Ele disse que o mundo ficou muito surpreso quando a crise começou, mas que não devia ter se surpreendido. “Havia evidências prévias de crises semelhantes que ninguém levou a sério. O chocante é que, se olharmos algumas experiências, os fatos estão lá.” Krugman tinha previsto a crise da Ásia anos antes. Em 1994, ele criticou os então tigres asiáticos dizendo que eles eram tigres de papel. Foi criticadíssimo. Mesmo assim, em 98, na entrevista, não quis faturar. Disse que tinha errado menos que os outros, e que tinha previsto apenas uma crise, não aquela catástrofe que se abateu sobre Tailândia, Coréia e Indonésia, que naquele momento estavam vivendo recessões gigantescas, de 6% na Coréia e 13% na Indonésia.
Um detalhe me intrigou ao rever a entrevista. Ele disse que a origem dos maus empréstimos concedidos pelos bancos asiáticos e que levaram aos problemas foram as “garantias de que os empréstimos eram garantidos pelo governo. Eles tomavam dinheiro e o banco achava que o governo iria cuidar disso”. A onda de garantia total dada pelos governos aos depósitos, aos empréstimos interbancários, aos ativos e passivos dos bancos não poderá criar a próxima onda de leniência, irresponsabilidade, falta de controle na concessão do crédito?
Krugman disse que, nesses momentos, os mercados ficam “irracionais e histéricos”, num dia acham que devem investir tudo nos países emergentes, no dia seguinte acham que os emergentes estão péssimos. Naquela época, a onda se aproximava do Brasil. Perguntei se era possível evitar que a crise da Ásia chegasse ao Brasil e ele disse: “O mundo sabe como parar a atual crise, mas não como evitar a próxima.”
— Hoje você pode se certificar de que os bancos tenham bastante capital, que eles tenham controles para emprestar, e ter muito cuidado em dar garantias do governo aos créditos e impor restrições às concessões de crédito.

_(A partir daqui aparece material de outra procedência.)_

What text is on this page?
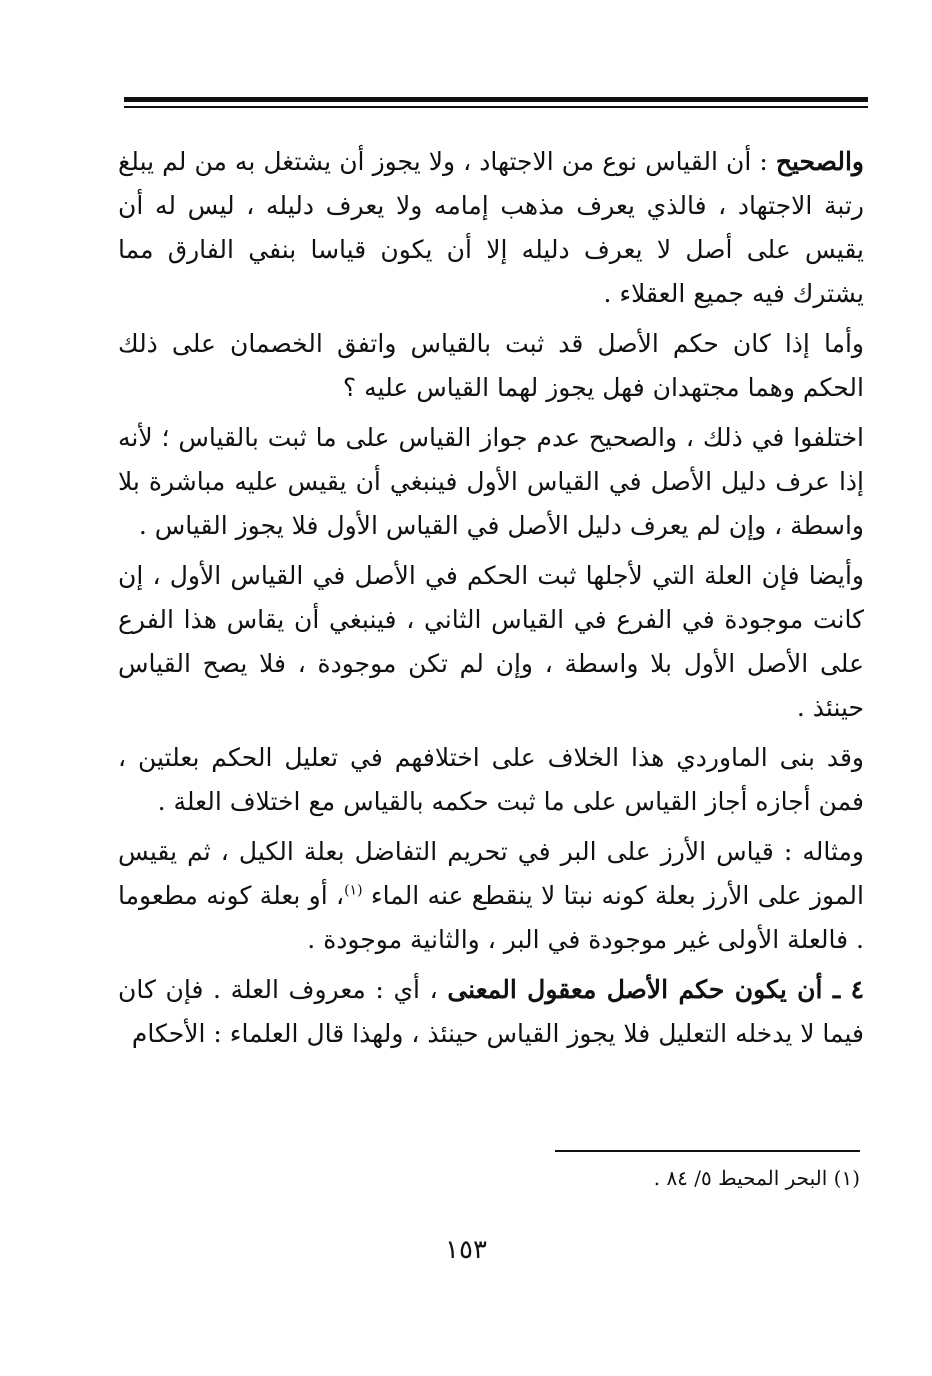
والصحيح : أن القياس نوع من الاجتهاد ، ولا يجوز أن يشتغل به من لم يبلغ رتبة الاجتهاد ، فالذي يعرف مذهب إمامه ولا يعرف دليله ، ليس له أن يقيس على أصل لا يعرف دليله إلا أن يكون قياسا بنفي الفارق مما يشترك فيه جميع العقلاء .

وأما إذا كان حكم الأصل قد ثبت بالقياس واتفق الخصمان على ذلك الحكم وهما مجتهدان فهل يجوز لهما القياس عليه ؟

اختلفوا في ذلك ، والصحيح عدم جواز القياس على ما ثبت بالقياس ؛ لأنه إذا عرف دليل الأصل في القياس الأول فينبغي أن يقيس عليه مباشرة بلا واسطة ، وإن لم يعرف دليل الأصل في القياس الأول فلا يجوز القياس .

وأيضا فإن العلة التي لأجلها ثبت الحكم في الأصل في القياس الأول ، إن كانت موجودة في الفرع في القياس الثاني ، فينبغي أن يقاس هذا الفرع على الأصل الأول بلا واسطة ، وإن لم تكن موجودة ، فلا يصح القياس حينئذ .

وقد بنى الماوردي هذا الخلاف على اختلافهم في تعليل الحكم بعلتين ، فمن أجازه أجاز القياس على ما ثبت حكمه بالقياس مع اختلاف العلة .

ومثاله : قياس الأرز على البر في تحريم التفاضل بعلة الكيل ، ثم يقيس الموز على الأرز بعلة كونه نبتا لا ينقطع عنه الماء $^{(١)}$، أو بعلة كونه مطعوما . فالعلة الأولى غير موجودة في البر ، والثانية موجودة .

٤ ـ أن يكون حكم الأصل معقول المعنى ، أي : معروف العلة . فإن كان فيما لا يدخله التعليل فلا يجوز القياس حينئذ ، ولهذا قال العلماء : الأحكام

(١) البحر المحيط ٥/ ٨٤ .
١٥٣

Quem sabe assim você pode evitar a próxima crise.
Se no próprio país de Krugman se tivesse seguido esse manual, a atual crise poderia ter sido evitada. E se a gente olhar de novo essa receita, verá que a gênese de um outro período de empréstimo descontrolado pode nascer desse afã em evitar a recessão, e dessa garantia extravagante dada pelo governo que, na prática, elimina todo o risco do negócio bancário hoje.
— Quando a próxima crise acontecer — disse Krugman, profético — não há dúvida que alguém vai dizer: “Ah! Claro, esse erro político causou esta crise, mas agora ninguém está pensando nisso.”

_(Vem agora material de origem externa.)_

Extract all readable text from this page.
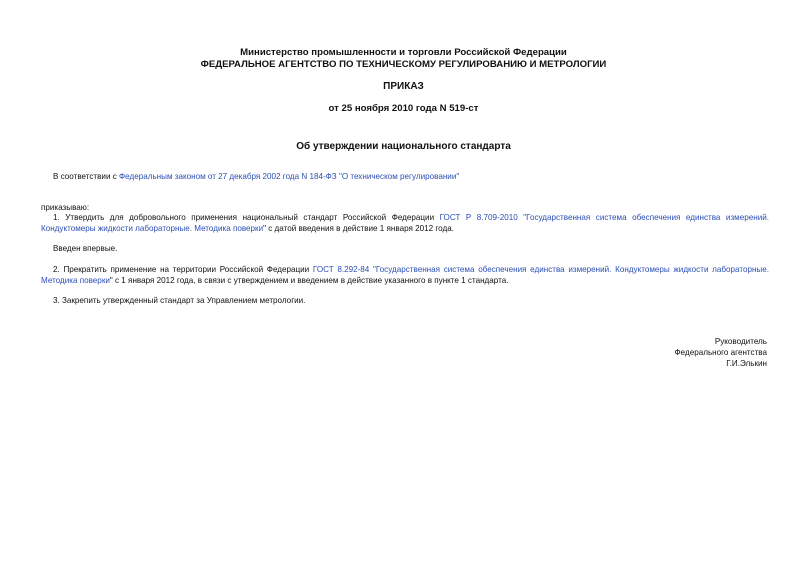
Министерство промышленности и торговли Российской Федерации
ФЕДЕРАЛЬНОЕ АГЕНТСТВО ПО ТЕХНИЧЕСКОМУ РЕГУЛИРОВАНИЮ И МЕТРОЛОГИИ
ПРИКАЗ
от 25 ноября 2010 года N 519-ст
Об утверждении национального стандарта
В соответствии с Федеральным законом от 27 декабря 2002 года N 184-ФЗ "О техническом регулировании"
приказываю:
1. Утвердить для добровольного применения национальный стандарт Российской Федерации ГОСТ Р 8.709-2010 "Государственная система обеспечения единства измерений. Кондуктомеры жидкости лабораторные. Методика поверки" с датой введения в действие 1 января 2012 года.
Введен впервые.
2. Прекратить применение на территории Российской Федерации ГОСТ 8.292-84 "Государственная система обеспечения единства измерений. Кондуктомеры жидкости лабораторные. Методика поверки" с 1 января 2012 года, в связи с утверждением и введением в действие указанного в пункте 1 стандарта.
3. Закрепить утвержденный стандарт за Управлением метрологии.
Руководитель
Федерального агентства
Г.И.Элькин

Nada como uma velha entrevista com um Prêmio Nobel para se entender o presente e os riscos do futuro. Agora, os governos europeus e americano estão cometendo excessos e provocando distorções para evitar o pior na atual crise já instalada. Os bancos estão sendo premiados com o dinheiro do contribuinte e incentivados a serem imprudentes ao conduzir seus negócios. Nos gordos cheques de ontem pode estar a semente da próxima bolha.